Uang untuk beli tiketnya bagaimana, pak?

Saya katakan; saya tidak tahu.

Dalam hidup ini, setahu saya hanya orang bodohlah yang selalu memulai pertanyaan hidup, apalagi memulai misi kehidupan dan tujuannya dari uang. Dan begitu seorang pemula bertanya uangnya dari mana, maka ia akan terbelenggu oleh constraint atau kendala. Dan hampir pasti jawabannya hanyalah tidak ada uang, tidak bisa, dan tidak mungkin.

Pertanyaan seperti itu tak hanya ada di kepala mahasiswa, melainkan juga para dosen steril yang kurang jalan-jalan. Bagi mereka yang tak pernah melihat dunia, luar negeri terasa jauh, mahal, mewah, menembus batas kewajaran dan buang-buang uang. Maka tak heran banyak dosen yang takut sekolah ke luar negeri sehingga memilih kuliah di almamaternya sendiri. Padahal dunia yang terbuka bisa membukakan sejuta kesempatan untuk maju. Anda bisa mendapatkan sesuatu yang yang terbayangkan, pengetahuan, teknologi, kedewasaan, dan wisdom.

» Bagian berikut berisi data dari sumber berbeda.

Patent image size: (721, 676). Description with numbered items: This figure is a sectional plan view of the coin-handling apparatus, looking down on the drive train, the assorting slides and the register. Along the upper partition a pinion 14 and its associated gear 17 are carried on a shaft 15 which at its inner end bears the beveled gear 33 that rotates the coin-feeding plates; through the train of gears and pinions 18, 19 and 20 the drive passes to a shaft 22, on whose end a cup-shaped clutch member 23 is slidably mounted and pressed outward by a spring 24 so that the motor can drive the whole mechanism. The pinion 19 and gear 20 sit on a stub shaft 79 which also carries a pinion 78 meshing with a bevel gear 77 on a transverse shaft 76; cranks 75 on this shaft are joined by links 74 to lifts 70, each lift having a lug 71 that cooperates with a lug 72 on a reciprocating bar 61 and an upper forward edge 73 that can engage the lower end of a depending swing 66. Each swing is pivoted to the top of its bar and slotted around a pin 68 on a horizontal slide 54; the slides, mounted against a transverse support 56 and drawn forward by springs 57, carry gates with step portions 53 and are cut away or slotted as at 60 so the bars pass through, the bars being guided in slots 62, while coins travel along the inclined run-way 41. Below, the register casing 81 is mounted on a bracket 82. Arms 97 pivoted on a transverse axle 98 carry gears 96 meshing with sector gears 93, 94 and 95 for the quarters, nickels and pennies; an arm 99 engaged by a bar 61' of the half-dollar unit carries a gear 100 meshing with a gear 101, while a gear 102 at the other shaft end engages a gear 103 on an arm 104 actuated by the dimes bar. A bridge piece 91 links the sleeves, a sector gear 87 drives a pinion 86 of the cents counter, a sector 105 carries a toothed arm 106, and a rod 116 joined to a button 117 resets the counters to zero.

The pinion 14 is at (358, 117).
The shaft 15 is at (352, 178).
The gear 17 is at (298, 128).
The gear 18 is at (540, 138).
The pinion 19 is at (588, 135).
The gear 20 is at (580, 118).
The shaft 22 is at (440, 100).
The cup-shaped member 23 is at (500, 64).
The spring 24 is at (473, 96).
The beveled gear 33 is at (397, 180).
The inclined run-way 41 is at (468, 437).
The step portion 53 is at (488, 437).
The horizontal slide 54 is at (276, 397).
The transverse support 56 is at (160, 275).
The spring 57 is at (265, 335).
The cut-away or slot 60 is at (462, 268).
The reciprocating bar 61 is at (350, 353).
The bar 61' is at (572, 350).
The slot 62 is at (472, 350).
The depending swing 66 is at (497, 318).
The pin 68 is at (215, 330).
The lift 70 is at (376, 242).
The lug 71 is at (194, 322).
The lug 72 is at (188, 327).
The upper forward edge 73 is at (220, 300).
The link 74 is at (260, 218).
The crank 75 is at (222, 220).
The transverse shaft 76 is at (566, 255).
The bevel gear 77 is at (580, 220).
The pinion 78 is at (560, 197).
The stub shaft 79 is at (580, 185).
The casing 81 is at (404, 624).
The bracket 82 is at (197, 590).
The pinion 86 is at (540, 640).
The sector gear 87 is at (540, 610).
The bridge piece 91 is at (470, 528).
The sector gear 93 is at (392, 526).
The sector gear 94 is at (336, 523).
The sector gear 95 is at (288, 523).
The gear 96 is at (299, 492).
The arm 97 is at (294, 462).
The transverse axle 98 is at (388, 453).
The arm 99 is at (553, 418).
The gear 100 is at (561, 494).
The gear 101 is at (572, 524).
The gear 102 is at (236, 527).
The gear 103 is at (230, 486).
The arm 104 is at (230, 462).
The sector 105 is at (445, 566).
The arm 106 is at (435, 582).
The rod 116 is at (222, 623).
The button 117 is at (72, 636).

Namun beruntunglah, pertanyaan seperti itu tak pernah ada di kepala para pelancong, dan diantaranya adalah mahasiswa yang dikenal sebagai kelompok backpackers. Mereka adalah pemburu tiket dan penginapan super murah, menggendong ransel butut dan bersandal jepit, yang kalau kehabisan uang bekerja di warung sebagai pencuci piring. Perilaku melancong mereka sebenarnya tak ada bedanya dengan remaja-remaja Minang, Banjar, atau Bugis, yang merantau ke Pulau Jawa berbekal seadanya. Ini berarti tak banyak orang yang paham bahwa bepergian keluar negeri sudah tak semenyeramkan, sejauh, bahkan semewah di masa lalu.

Seorang mahasiswa asal daerah yang saya dorong pergi jauh, sekarang malah rajin bepergian. Ia bergabung ke dalam kelompok PKI (Pedagang Kaki Lima Internasional) yang tugasnya memetakan pameran-pameran besar yang dikoordinasi pemerintah. Disana mereka membuka lapak, mengambil resiko, menjajakan aneka barang kerajinan, dan pulangnya mereka jalan-jalan, ikut kursus, dan membawa dolar. Saat diwisuda, ia menghampiri saya dengan menunjukkan pasportnya yang tertera stempel imigrasi dari 35 negara. Selain kaya teori, matanya tajam mengendus peluang dan rasa percaya tinggi. Saat teman-temannya yang lulus cum-laude masih mencari kerja, ia sudah menjadi eksekutif di sebuah perusahaan besar di luar negeri.

The Next Convergence

Dalam bukunya yang berjudul The Next Convergence, penerima hadiah Nobel ekonomi Michael Spence mengatakan, dunia tengah memasuki Abad Ke tiga dari Revolusi Industri. dan sejak tahun 1950, rata-rata pendapatan penduduk dunia telah meningkat dua puluh kali lipat. Maka kendati penduduk miskin masih banyak, adalah hal yang biasa kalau kita menemukan perempuan miskin lulusan SD dari sebuah dusun di Madura bolak-balik Surabaya-Hongkong.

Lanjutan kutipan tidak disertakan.